Masking is an important part of photo editing because it lets you adjust one part of an image while leaving the rest untouched. You might want to lighten your eyes, smooth only the skin, or increase contrast in the background. Darkroom’s new masks can be created manually (a gradient or a shape) or automatically. Smart Masks use your iPhone photos’ portrait and depth data to isolate faces, hair, sky, teeth, glasses, and more. This makes it trivial to touch up portraits in a surgical manner, without the tedium of hand-painting masks like we had to do in the olden days. “AI-driven bulk edits and adjustments (especially in color and tone) can be a huge time-saver,” professional photographer Andreas De Rosi told Lifewire via email. “For example, a product photographer who has to get a consistent style look for a client would benefit a lot from AI-driven software solutions.” But what if you’re not using an iPhone’s Portrait Mode? After all, isn’t one of the points here to edit photos from fancy cameras? For that, you can use AI Masks, which generate a 3D map of the scene in your photo.

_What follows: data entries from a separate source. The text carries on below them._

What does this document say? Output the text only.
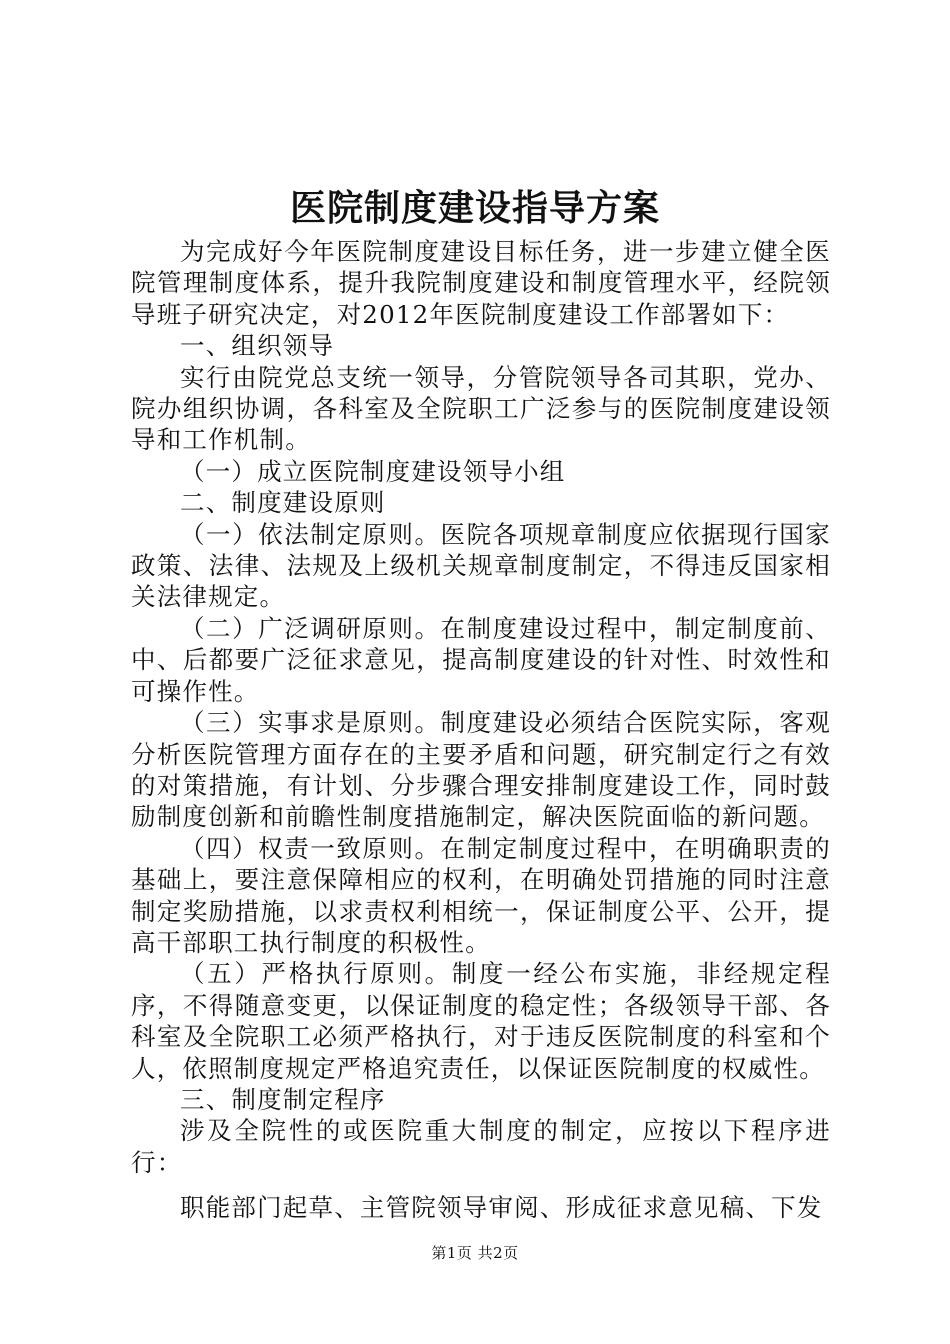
医院制度建设指导方案

为完成好今年医院制度建设目标任务，进一步建立健全医院管理制度体系，提升我院制度建设和制度管理水平，经院领导班子研究决定，对2012年医院制度建设工作部署如下：

一、组织领导

实行由院党总支统一领导，分管院领导各司其职，党办、院办组织协调，各科室及全院职工广泛参与的医院制度建设领导和工作机制。

（一）成立医院制度建设领导小组

二、制度建设原则

（一）依法制定原则。医院各项规章制度应依据现行国家政策、法律、法规及上级机关规章制度制定，不得违反国家相关法律规定。

（二）广泛调研原则。在制度建设过程中，制定制度前、中、后都要广泛征求意见，提高制度建设的针对性、时效性和可操作性。

（三）实事求是原则。制度建设必须结合医院实际，客观分析医院管理方面存在的主要矛盾和问题，研究制定行之有效的对策措施，有计划、分步骤合理安排制度建设工作，同时鼓励制度创新和前瞻性制度措施制定，解决医院面临的新问题。

（四）权责一致原则。在制定制度过程中，在明确职责的基础上，要注意保障相应的权利，在明确处罚措施的同时注意制定奖励措施，以求责权利相统一，保证制度公平、公开，提高干部职工执行制度的积极性。

（五）严格执行原则。制度一经公布实施，非经规定程序，不得随意变更，以保证制度的稳定性；各级领导干部、各科室及全院职工必须严格执行，对于违反医院制度的科室和个人，依照制度规定严格追究责任，以保证医院制度的权威性。

三、制度制定程序

涉及全院性的或医院重大制度的制定，应按以下程序进行：

职能部门起草、主管院领导审阅、形成征求意见稿、下发

第1页 共2页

It’s spookily good, picking out human subjects from a background or even working out distances within the image. For example, a group of people in a city scene will be isolated, but the ground beneath them will also be picked up and faded into the distance. “These are generated by a ‘monocular depth estimation’ model, and interestingly, a lot of that research came from self-driving cars, which need to understand depth information in a scene that is captured by a camera,” explains Taby. “These are generated instantly when you open a photo, and the model all runs on-device, leveraging the neural cores on the latest iPhones, iPads, and M1- powered devices.” Despite all this, Darkroom isn’t aimed directly at Lightroom users. Instead, it’s built for mobile photographers or enthusiasts who prefer a more focused tool than Lightroom or Capture One. But, in my opinion, Darkroom is more than good enough for most pro use unless you really want to go wild with the editing. Plus, it’s free to try.